The Jesus Music features intimate interviews with the genre’s biggest stars including Amy Grant, Michael W. Smith, TobyMac, Kirk Franklin, Lauren Daigle, Glenn Kaiser, Greg Laurie, John Thompson, For King & Country, Bill Reeves, Eddie DeGarmo, Chris Tomlin, Michael Tait, Kevin Max, LeCrae, Mandisa, and Bill Gaither, among others.

But if you’re rolling your eyes at the thought of Christian music stars gushing over their empire on the big screens, you might be encouraged by Houston Chronicle film critic  Robert Morast’s review.

“The Gospel Music Association’s latest tally reports that 53 million Americans listen to Christian and/or gospel music “several times a week.” Yet, ask the average music nerd to name a contemporary Christian music act and there’s a good chance you’ll get a blank stare,” writes Morast.

“Despite selling out arenas, packing tens of thousands of people into music festivals and moving enough records to convince Billboard to have a chart specifically focused on the genre, Christian music is ignored as a prominent force in the pop-culture sphere.”

It’s for this reason that Morast declares The Jesus Music to be “the most important music documentary of the year”.

Morast reckons the film does something “few rock docs can claim: It’s filling in a knowledge gap of something that’s been severely under-documented.”

And, in a compliment to the flick – albeit a slap to the rest of us – Morast says, “unlike most of the genre’s hand-raising fans, this film isn’t afraid to point out Christian music’s flaws and foibles”.

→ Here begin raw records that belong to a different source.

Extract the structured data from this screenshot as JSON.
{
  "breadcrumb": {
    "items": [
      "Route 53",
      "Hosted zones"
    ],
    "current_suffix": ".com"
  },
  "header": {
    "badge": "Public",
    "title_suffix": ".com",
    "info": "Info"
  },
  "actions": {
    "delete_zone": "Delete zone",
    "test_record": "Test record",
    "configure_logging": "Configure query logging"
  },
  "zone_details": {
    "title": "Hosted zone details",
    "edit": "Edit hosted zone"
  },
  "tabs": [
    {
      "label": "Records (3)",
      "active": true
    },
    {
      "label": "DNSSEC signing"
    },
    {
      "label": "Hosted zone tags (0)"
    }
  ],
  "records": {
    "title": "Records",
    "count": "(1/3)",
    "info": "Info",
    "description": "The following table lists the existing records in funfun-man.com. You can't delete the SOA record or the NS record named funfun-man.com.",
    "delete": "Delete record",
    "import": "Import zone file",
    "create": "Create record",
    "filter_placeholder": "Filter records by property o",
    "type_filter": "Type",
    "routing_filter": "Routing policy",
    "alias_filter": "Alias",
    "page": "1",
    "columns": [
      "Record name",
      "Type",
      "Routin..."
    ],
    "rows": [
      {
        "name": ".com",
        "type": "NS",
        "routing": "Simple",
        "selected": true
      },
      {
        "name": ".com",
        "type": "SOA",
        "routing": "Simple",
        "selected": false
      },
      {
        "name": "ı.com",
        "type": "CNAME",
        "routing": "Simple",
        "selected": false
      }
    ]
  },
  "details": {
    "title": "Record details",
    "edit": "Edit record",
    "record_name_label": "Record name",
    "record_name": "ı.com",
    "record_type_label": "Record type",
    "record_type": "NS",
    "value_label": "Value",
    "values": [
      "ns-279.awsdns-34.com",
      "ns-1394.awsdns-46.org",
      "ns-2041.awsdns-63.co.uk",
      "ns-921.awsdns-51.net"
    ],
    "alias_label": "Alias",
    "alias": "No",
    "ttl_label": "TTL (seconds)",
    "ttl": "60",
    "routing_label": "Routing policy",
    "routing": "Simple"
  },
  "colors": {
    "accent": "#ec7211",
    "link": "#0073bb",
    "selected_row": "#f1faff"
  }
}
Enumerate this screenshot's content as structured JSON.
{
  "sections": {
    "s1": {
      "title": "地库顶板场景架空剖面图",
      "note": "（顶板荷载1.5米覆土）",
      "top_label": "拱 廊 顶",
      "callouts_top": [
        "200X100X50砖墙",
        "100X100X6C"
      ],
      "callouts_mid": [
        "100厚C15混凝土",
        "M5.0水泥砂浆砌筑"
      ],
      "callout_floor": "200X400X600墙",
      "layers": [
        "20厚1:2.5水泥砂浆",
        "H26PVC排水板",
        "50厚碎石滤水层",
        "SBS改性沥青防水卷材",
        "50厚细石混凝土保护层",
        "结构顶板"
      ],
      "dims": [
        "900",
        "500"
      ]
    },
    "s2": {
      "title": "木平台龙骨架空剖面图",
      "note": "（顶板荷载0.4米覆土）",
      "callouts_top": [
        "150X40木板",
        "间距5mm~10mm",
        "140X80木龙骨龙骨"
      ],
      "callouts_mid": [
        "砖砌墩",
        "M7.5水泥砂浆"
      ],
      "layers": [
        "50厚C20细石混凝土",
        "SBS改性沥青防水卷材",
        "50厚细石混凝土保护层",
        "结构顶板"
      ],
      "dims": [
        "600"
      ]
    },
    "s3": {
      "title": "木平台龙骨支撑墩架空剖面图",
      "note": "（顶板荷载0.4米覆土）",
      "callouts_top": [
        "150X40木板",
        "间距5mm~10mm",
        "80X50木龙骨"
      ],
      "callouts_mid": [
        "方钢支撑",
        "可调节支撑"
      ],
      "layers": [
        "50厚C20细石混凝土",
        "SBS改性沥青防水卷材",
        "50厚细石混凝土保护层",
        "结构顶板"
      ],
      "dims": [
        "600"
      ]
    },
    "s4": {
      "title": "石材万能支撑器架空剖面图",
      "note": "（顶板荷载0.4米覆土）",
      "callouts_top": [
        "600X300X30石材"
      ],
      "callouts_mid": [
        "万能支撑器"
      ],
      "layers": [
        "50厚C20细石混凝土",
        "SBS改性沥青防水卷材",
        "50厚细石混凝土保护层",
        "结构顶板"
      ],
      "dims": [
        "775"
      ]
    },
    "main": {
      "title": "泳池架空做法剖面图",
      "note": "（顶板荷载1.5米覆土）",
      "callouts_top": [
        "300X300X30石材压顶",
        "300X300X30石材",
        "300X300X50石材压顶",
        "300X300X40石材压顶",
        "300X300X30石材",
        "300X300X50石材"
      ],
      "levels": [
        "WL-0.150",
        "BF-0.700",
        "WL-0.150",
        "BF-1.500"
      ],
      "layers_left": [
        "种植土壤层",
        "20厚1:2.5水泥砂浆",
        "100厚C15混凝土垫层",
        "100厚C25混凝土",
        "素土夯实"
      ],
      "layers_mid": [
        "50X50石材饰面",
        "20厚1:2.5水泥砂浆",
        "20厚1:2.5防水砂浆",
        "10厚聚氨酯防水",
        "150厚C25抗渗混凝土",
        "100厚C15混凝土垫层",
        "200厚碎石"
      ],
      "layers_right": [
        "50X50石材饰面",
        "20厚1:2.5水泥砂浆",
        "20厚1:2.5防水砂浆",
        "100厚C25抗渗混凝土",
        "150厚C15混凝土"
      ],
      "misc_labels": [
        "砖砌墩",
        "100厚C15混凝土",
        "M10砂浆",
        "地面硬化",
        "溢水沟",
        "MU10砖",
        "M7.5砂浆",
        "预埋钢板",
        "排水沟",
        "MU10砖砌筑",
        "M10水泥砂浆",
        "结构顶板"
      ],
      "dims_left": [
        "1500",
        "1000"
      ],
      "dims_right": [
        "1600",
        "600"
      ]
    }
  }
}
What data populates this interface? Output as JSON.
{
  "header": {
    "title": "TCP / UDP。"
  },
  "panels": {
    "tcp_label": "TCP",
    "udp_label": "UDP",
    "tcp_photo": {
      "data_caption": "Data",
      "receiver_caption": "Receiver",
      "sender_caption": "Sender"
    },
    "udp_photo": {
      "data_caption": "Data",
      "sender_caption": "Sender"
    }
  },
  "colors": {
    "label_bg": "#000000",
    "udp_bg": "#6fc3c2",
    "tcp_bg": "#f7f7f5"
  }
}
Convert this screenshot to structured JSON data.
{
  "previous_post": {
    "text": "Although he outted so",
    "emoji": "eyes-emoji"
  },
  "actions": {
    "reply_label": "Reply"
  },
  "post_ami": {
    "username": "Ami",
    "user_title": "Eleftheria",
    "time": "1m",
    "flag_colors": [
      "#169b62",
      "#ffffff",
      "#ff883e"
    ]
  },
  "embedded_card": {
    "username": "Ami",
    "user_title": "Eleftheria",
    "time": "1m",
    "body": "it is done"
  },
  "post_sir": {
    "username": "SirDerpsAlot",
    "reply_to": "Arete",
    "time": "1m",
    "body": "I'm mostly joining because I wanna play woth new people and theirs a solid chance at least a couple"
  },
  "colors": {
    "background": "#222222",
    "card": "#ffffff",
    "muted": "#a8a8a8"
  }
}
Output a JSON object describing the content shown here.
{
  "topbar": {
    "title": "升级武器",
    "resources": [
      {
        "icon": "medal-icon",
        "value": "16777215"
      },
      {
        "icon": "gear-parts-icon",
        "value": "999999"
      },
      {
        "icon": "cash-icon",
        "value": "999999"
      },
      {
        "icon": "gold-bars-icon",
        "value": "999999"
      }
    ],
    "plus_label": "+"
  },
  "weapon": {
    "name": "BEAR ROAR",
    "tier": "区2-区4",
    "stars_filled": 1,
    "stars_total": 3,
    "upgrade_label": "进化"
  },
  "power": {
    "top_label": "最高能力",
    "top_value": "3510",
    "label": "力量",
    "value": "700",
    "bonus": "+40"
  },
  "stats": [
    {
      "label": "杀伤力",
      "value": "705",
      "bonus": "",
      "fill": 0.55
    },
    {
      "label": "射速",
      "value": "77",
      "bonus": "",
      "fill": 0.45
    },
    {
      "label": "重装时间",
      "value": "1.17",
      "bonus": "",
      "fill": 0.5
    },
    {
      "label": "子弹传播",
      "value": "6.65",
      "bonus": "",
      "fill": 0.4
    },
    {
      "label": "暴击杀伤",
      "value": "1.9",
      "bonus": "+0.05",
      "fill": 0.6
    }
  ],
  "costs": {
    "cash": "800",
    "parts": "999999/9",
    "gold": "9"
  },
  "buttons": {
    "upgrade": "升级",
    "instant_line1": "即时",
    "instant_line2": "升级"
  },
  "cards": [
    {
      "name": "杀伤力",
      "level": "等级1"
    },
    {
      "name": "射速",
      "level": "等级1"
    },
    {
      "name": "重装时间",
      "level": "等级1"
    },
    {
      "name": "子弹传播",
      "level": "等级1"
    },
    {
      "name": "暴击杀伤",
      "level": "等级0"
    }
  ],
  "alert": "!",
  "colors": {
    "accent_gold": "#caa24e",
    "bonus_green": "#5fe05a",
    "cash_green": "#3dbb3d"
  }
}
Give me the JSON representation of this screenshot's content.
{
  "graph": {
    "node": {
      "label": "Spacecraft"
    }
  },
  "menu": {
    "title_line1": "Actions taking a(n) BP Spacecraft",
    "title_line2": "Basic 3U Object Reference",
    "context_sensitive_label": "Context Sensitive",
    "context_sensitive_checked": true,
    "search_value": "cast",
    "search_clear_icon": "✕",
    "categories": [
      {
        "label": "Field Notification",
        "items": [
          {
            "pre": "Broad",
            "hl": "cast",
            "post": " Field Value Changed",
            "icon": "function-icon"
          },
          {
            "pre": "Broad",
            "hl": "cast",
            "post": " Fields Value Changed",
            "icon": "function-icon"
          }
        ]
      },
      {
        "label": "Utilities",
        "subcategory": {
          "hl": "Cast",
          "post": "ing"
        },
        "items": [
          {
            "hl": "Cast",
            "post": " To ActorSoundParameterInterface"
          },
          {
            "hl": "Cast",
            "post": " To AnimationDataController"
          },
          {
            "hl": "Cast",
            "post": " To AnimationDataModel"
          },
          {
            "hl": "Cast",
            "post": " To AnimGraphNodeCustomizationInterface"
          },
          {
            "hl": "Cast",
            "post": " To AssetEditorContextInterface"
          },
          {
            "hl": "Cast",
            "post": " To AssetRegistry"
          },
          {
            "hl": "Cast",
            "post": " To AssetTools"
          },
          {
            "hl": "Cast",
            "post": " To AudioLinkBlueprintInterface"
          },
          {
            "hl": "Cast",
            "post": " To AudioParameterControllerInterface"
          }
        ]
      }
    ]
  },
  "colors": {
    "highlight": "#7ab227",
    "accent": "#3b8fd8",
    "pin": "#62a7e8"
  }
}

He even says the film deserves a follow-up – either as a sequel or just in terms of the genre, reasoning “if we have dozens of docs about punk-rock, Christian music could use at least a handful of documentaries — as long as they’re as honest and self critical as this one.”

For now, Christians outside the US may just need to take Morast’s word on it, with no plans for the film to screen in other countries. Distributors say it will be released on DVD and On Demand in December – just in time for summer holiday viewing in Oz.